Left to their own devices, Yellowstone bison could repopulate the Great Plains. Though they can’t be expected to conceptualize, much less respond to, global disruptions like climate change, they will do their part to keep prairies healthy, watered, and fertilized for the “red dogs” to come. Tempered by a recent brush with extinction, theirs is an adaptive, mobile culture, a synergy of instinct, tradition, and the resourcefulness of wise migrant leaders for whom the practical and ethical—would it be too much to say spiritual?—are nothing more or less than intertwined responses to the same necessities.

In their introduction to the Hearth anthology, editors Annick Smith and Susan O’Connor propose that “humans, like whales and monarch butterflies, are programmed to return to, or to seek, places of refuge, nurture, and deep connection.” Like whales and butterflies, like cranes and bison, people trace ancestral paths and blaze original trails, guided by water and stars to havens sometimes continents away from where we started.
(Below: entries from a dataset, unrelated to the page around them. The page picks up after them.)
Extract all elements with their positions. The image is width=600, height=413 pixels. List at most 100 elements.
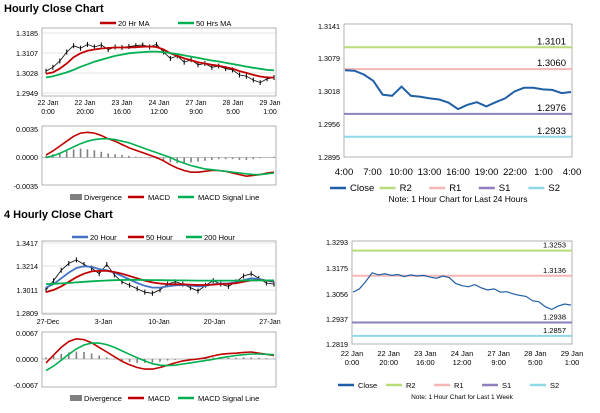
fourhourly-pivots-x-tick-label: 22 Jan bbox=[341, 349, 364, 358]
fourhourly-pivots-x-tick-label: 1:00 bbox=[565, 358, 580, 367]
hourly-price-ma50-line bbox=[45, 50, 275, 79]
fourhourly-pivots-close-line bbox=[352, 272, 572, 311]
fourhourly-pivots-x-tick-label: 20:00 bbox=[379, 358, 398, 367]
fourhourly-price-legend-label: 50 Hour bbox=[146, 233, 173, 242]
hourly-pivots-y-tick-label: 1.2895 bbox=[318, 153, 340, 162]
fourhourly-price-x-tick-label: 20-Jan bbox=[204, 319, 226, 326]
fourhourly-price-y-tick-label: 1.2809 bbox=[16, 309, 38, 318]
hourly-section-title: Hourly Close Chart bbox=[4, 3, 104, 15]
fourhourly-pivots-x-tick-label: 9:00 bbox=[491, 358, 506, 367]
fourhourly-pivots-legend-label: S1 bbox=[502, 381, 511, 390]
hourly-price-x-tick-label: 22 Jan bbox=[74, 100, 95, 107]
hourly-price-x-tick-label: 27 Jan bbox=[185, 100, 206, 107]
hourly-price-plot-frame bbox=[41, 27, 277, 97]
fourhourly-macd-legend-label: MACD bbox=[148, 394, 171, 403]
fourhourly-pivots-y-tick-label: 1.3293 bbox=[326, 238, 348, 247]
hourly-pivots-s2-level-label: 1.2933 bbox=[537, 126, 566, 137]
fourhourly-pivots-x-tick-label: 28 Jan bbox=[524, 349, 547, 358]
hourly-macd-legend-label: MACD bbox=[148, 193, 171, 202]
hourly-pivots-r1-level-label: 1.3060 bbox=[537, 58, 566, 69]
hourly-macd-y-tick-label: 0.0035 bbox=[16, 125, 38, 134]
fourhourly-pivots-note: Note: 1 Hour Chart for Last 1 Week bbox=[411, 394, 514, 401]
hourly-pivots-x-tick-label: 19:00 bbox=[475, 167, 499, 178]
hourly-pivots-close-line bbox=[344, 69, 572, 111]
hourly-macd-y-tick-label: 0.0000 bbox=[16, 153, 38, 162]
hourly-price-x-tick-label: 9:00 bbox=[189, 109, 203, 116]
fourhourly-macd-y-tick-label: 0.0067 bbox=[16, 329, 38, 338]
fourhourly-macd-legend-label: MACD Signal Line bbox=[198, 394, 259, 403]
hourly-pivots-x-tick-label: 7:00 bbox=[363, 167, 382, 178]
hourly-pivots-x-tick-label: 10:00 bbox=[389, 167, 413, 178]
fourhourly-price-ma20_4h-line bbox=[45, 265, 275, 289]
fourhourly-price-ma200-line bbox=[45, 278, 274, 285]
fourhourly-price-y-tick-label: 1.3214 bbox=[16, 262, 38, 271]
fourhourly-pivots-y-tick-label: 1.3056 bbox=[326, 290, 348, 299]
hourly-pivots-r2-level-label: 1.3101 bbox=[537, 36, 566, 47]
fourhourly-pivots-legend-label: R2 bbox=[406, 381, 416, 390]
fourhourly-pivots-y-tick-label: 1.3175 bbox=[326, 264, 348, 273]
hourly-pivots-legend-label: S1 bbox=[499, 183, 511, 194]
hourly-pivots-legend-label: S2 bbox=[548, 183, 560, 194]
fourhourly-pivots-x-tick-label: 23 Jan bbox=[414, 349, 437, 358]
hourly-pivots-x-tick-label: 13:00 bbox=[418, 167, 442, 178]
hourly-price-y-tick-label: 1.3107 bbox=[16, 49, 38, 58]
fourhourly-pivots-r2-level-label: 1.3253 bbox=[543, 241, 566, 250]
hourly-price-x-tick-label: 29 Jan bbox=[259, 100, 280, 107]
hourly-price-x-tick-label: 24 Jan bbox=[148, 100, 169, 107]
hourly-pivots-y-tick-label: 1.3018 bbox=[318, 87, 340, 96]
fourhourly-pivots-legend-label: R1 bbox=[454, 381, 464, 390]
hourly-price-y-tick-label: 1.3028 bbox=[16, 69, 38, 78]
fourhourly-price-x-tick-label: 27-Dec bbox=[37, 319, 60, 326]
fourhourly-price-x-tick-label: 27-Jan bbox=[259, 319, 281, 326]
hourly-pivots-y-tick-label: 1.3079 bbox=[318, 54, 340, 63]
hourly-price-legend-label: 20 Hr MA bbox=[118, 19, 150, 28]
fourhourly-macd-macd-line bbox=[45, 337, 275, 370]
four-hourly-section-title: 4 Hourly Close Chart bbox=[4, 209, 113, 221]
hourly-macd-macd-line bbox=[45, 131, 275, 178]
hourly-pivots-x-tick-label: 16:00 bbox=[446, 167, 470, 178]
fourhourly-price-plot-frame bbox=[41, 240, 277, 315]
hourly-pivots-legend-label: R2 bbox=[400, 183, 412, 194]
hourly-pivots-y-tick-label: 1.2956 bbox=[318, 120, 340, 129]
fourhourly-pivots-x-tick-label: 24 Jan bbox=[451, 349, 474, 358]
hourly-price-x-tick-label: 23 Jan bbox=[111, 100, 132, 107]
hourly-price-y-tick-label: 1.2949 bbox=[16, 89, 38, 98]
hourly-pivots-note: Note: 1 Hour Chart for Last 24 Hours bbox=[389, 194, 528, 204]
fourhourly-pivots-y-tick-label: 1.2819 bbox=[326, 340, 348, 349]
fourhourly-pivots-r1-level-label: 1.3136 bbox=[543, 266, 566, 275]
fourhourly-price-y-tick-label: 1.3011 bbox=[17, 286, 38, 295]
fourhourly-pivots-x-tick-label: 12:00 bbox=[453, 358, 472, 367]
fourhourly-pivots-x-tick-label: 5:00 bbox=[528, 358, 543, 367]
fourhourly-macd-signal-line bbox=[45, 342, 275, 372]
hourly-price-ma20-line bbox=[45, 45, 274, 79]
fourhourly-macd-y-tick-label: -0.0067 bbox=[14, 381, 38, 390]
fourhourly-pivots-legend-label: Close bbox=[358, 381, 377, 390]
hourly-pivots-legend-label: R1 bbox=[449, 183, 461, 194]
fourhourly-price-x-tick-label: 3-Jan bbox=[95, 319, 113, 326]
fourhourly-pivots-s1-level-label: 1.2938 bbox=[543, 312, 566, 321]
fourhourly-pivots-x-tick-label: 27 Jan bbox=[487, 349, 510, 358]
fourhourly-macd-plot-frame bbox=[41, 331, 277, 388]
fourhourly-pivots-x-tick-label: 22 Jan bbox=[377, 349, 400, 358]
hourly-price-x-tick-label: 0:00 bbox=[41, 109, 55, 116]
fourhourly-macd-y-tick-label: 0.0000 bbox=[16, 355, 38, 364]
hourly-price-y-tick-label: 1.3185 bbox=[16, 29, 38, 38]
hourly-macd-y-tick-label: -0.0035 bbox=[14, 182, 38, 191]
hourly-price-x-tick-label: 12:00 bbox=[150, 109, 168, 116]
hourly-macd-legend-label: Divergence bbox=[84, 193, 122, 202]
hourly-price-x-tick-label: 20:00 bbox=[76, 109, 94, 116]
hourly-pivots-x-tick-label: 1:00 bbox=[534, 167, 553, 178]
fourhourly-macd-legend-label: Divergence bbox=[84, 394, 122, 403]
fourhourly-price-legend-label: 20 Hour bbox=[90, 233, 117, 242]
fourhourly-pivots-s2-level-label: 1.2857 bbox=[543, 326, 566, 335]
fourhourly-price-legend-label: 200 Hour bbox=[204, 233, 235, 242]
hourly-price-x-tick-label: 1:00 bbox=[263, 109, 277, 116]
hourly-price-x-tick-label: 5:00 bbox=[226, 109, 240, 116]
fourhourly-price-x-tick-label: 10-Jan bbox=[148, 319, 170, 326]
hourly-macd-legend-label: MACD Signal Line bbox=[198, 193, 259, 202]
hourly-pivots-legend-label: Close bbox=[350, 183, 374, 194]
hourly-price-x-tick-label: 16:00 bbox=[113, 109, 131, 116]
fourhourly-pivots-x-tick-label: 16:00 bbox=[416, 358, 435, 367]
hourly-macd-plot-frame bbox=[41, 125, 277, 186]
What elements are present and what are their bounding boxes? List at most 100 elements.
Such journeys are never without peril. Even a hundred mile highway trip reveals skid marks and broken glass, remnants left behind by unfortunate travelers. If we’re lucky our wandering brings us to hearthside conversation at familiar waystations like Chico Hot Springs.

Despite its dangers, migration across the earth’s expanses has long been a common survival strategy for the planet’s creatures, ourselves included. Any attempt to traverse time, however, beats against a theoretically permeable but practically impregnable border wall of physics. Our time travel limited to the seasonal round and the inevitable forward momentum of biology, none of us escapes the era of our birth. Our troubled age is poised to strand whole nations in disappearing homelands, place itself become a kind of refugee, unhomed by climate change, resource exhaustion, the potential extinction of entire ecosystems.

This April, sun and earth once more prod cranes and bison into Yellowstone’s lush valleys. Longer days pry edges of snow and ice. Perhaps frogs are already stirring in their muddy beds, and moose may be roaming upslope from streamsides. Greater Yellowstone’s wild inhabitants glory in the planetary rhythms they depend on. Having forfeited that faith, their human neighbors light a literary hearth in a place called Paradise Valley, an apt name for all we have lost and are losing—still so close at hand, and still the only world we’ll ever know.